What’s up with that, because I am not seeing it.
Most of these plans include a doubling of the deductible to go with the higher rates.
Massachusetts is exempt.
How could the difference between Maryland and Virginia be so drastic? It’s almost worth it to rent an apt in Md and use that address for your health insurance. But don’t use it for auto insurance...
Virginia is about to double down and go carpetbagger/crook McAuliffe for governor.
We need to go back to switching the states during elections. Why does a single decision by a single person get to decide which states are “red” and which are “blue”?

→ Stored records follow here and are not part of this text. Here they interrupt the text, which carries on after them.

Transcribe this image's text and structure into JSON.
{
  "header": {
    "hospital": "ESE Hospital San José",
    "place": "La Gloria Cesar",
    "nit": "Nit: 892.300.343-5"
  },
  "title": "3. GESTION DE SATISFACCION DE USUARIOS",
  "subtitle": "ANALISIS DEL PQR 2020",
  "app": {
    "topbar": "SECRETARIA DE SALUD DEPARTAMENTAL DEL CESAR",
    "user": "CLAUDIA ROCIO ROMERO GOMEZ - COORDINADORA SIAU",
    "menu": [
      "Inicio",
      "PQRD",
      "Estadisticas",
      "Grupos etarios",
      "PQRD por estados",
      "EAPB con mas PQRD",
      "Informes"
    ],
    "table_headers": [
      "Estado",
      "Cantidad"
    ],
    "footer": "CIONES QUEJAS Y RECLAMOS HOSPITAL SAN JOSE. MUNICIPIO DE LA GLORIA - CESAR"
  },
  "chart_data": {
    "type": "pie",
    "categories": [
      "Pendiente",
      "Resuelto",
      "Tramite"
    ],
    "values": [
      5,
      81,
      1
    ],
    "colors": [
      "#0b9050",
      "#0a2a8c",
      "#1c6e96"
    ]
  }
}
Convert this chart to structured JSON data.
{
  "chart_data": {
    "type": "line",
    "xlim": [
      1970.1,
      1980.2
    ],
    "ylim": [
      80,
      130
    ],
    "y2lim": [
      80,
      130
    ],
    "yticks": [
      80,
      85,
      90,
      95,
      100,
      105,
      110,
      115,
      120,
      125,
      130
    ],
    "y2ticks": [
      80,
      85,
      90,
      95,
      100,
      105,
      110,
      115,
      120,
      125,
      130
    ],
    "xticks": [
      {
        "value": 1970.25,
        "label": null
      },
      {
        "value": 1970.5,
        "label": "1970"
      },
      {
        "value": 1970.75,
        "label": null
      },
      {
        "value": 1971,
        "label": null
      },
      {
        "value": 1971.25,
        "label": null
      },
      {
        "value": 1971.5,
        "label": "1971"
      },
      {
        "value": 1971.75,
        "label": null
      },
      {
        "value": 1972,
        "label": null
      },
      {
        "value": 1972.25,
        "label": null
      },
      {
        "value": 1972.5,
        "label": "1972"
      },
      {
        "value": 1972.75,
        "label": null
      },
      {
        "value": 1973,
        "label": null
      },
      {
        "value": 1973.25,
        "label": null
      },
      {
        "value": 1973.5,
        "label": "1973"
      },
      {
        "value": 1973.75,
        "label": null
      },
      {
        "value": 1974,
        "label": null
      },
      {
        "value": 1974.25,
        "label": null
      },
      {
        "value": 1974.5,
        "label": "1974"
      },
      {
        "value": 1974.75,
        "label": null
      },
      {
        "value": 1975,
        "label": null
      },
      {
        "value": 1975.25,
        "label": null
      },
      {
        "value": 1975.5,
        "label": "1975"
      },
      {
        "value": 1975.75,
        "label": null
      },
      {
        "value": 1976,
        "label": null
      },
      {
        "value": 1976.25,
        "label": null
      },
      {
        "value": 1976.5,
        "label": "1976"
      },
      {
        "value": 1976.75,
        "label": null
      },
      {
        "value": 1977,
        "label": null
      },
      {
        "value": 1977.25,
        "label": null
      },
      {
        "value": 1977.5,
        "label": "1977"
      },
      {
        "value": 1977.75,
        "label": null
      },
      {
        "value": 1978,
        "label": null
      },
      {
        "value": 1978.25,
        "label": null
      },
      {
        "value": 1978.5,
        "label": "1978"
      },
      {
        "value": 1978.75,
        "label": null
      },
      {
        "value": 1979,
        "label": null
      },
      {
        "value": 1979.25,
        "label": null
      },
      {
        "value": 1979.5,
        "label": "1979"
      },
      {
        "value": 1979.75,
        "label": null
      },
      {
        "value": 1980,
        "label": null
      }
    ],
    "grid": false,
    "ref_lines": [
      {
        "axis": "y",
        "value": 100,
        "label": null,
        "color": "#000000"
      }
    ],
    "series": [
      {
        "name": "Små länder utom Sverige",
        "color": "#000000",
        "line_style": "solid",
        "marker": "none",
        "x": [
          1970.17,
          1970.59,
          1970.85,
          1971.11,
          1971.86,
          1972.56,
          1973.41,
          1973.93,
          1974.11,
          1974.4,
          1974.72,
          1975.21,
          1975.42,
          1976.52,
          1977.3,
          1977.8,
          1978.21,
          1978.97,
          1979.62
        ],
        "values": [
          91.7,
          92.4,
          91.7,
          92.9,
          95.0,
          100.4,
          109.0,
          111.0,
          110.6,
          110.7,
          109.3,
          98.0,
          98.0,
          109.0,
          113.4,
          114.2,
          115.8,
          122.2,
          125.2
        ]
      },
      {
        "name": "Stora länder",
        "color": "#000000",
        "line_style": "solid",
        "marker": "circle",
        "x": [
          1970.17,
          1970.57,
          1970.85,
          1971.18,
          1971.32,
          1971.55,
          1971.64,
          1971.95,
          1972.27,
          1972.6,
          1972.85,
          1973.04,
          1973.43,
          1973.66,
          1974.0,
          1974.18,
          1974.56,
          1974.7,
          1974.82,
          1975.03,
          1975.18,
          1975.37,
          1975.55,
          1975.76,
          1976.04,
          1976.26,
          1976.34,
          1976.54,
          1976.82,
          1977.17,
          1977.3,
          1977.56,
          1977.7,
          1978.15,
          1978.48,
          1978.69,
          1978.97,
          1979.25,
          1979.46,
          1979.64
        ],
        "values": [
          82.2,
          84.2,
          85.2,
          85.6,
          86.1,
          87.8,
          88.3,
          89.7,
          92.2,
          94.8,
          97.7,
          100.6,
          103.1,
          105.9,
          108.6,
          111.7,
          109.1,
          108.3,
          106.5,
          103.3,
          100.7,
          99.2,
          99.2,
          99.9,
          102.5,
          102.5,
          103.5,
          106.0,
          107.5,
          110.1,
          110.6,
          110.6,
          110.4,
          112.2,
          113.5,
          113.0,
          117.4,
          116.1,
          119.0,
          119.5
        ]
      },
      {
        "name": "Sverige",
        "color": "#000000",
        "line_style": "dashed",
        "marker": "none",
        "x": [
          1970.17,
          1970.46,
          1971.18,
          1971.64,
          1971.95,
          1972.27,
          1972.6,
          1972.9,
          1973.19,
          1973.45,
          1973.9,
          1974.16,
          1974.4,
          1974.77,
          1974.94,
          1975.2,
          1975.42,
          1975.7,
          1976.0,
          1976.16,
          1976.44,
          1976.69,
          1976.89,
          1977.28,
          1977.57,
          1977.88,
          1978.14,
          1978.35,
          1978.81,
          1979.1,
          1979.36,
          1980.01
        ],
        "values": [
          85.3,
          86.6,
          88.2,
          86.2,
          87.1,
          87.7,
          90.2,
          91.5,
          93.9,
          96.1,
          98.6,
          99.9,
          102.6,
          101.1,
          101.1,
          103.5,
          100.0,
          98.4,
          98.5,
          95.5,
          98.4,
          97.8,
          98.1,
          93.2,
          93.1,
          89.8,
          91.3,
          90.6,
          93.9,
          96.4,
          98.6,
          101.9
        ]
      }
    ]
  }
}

It’s intentional, given that historically reds are communists. Just another of the devil’s tools to confuse the next generation. Remember when conservatives were pro-monarchy and liberals wanted liberty?
Looks like we had to sell a few states to afford the exchanges...
Good! That is what they voted for. Let then enjoy it.
A quick look at the chart leads me to believe that rates decline primarily in states with very high insurance premiums.
New York premiums (adult age 27) were more than 5 times that of Georgia, Kansas, & Idaho. Now, they are less than twice as much.
This is just wealth redistribution from poorer states to richer states.
Or is this insuring illegal Mexicans? The premium hikes correlate to where they’ve invaded.
I live in southwest Virginia and am very conservative. You say I deserve this? Thanks a lot. Most everyone from northern Virginia think the state ends in Roanoke anyway. Maybe that could be the cut off line and we could be added to West Virginia.
So are the “BEFORE” numbers for a comparable policy - i.e. similar coverages and deductible? I assume so, otherwise the comparison would not be that useful.
LOL most of the north east for me
The Tea Party of old was filled with REAL men who would not abide a gov stealing his livelihood and the endangering the health/welfare of his family.
Where are these men now?
I'm beginning to believe that the law is predicated on enough poor people buying heavily subsidized (at taxpayer expense) overpriced policies to offset the unhealthy costomers.
Unless you have a low enough income (or are willing to lie) to qualify for enough of a subsidy to make purchasing an overpriced policy on the exchange, you'd be better off buying a market-priced individual policy directly from an insurance company.
In the Pacific.
That said, they may be not on the list because they have no exchange yet and don’t expect to for a few more weeks?
The law is predicated on enough healthy young people to subsidize the relatively rich senior citizens.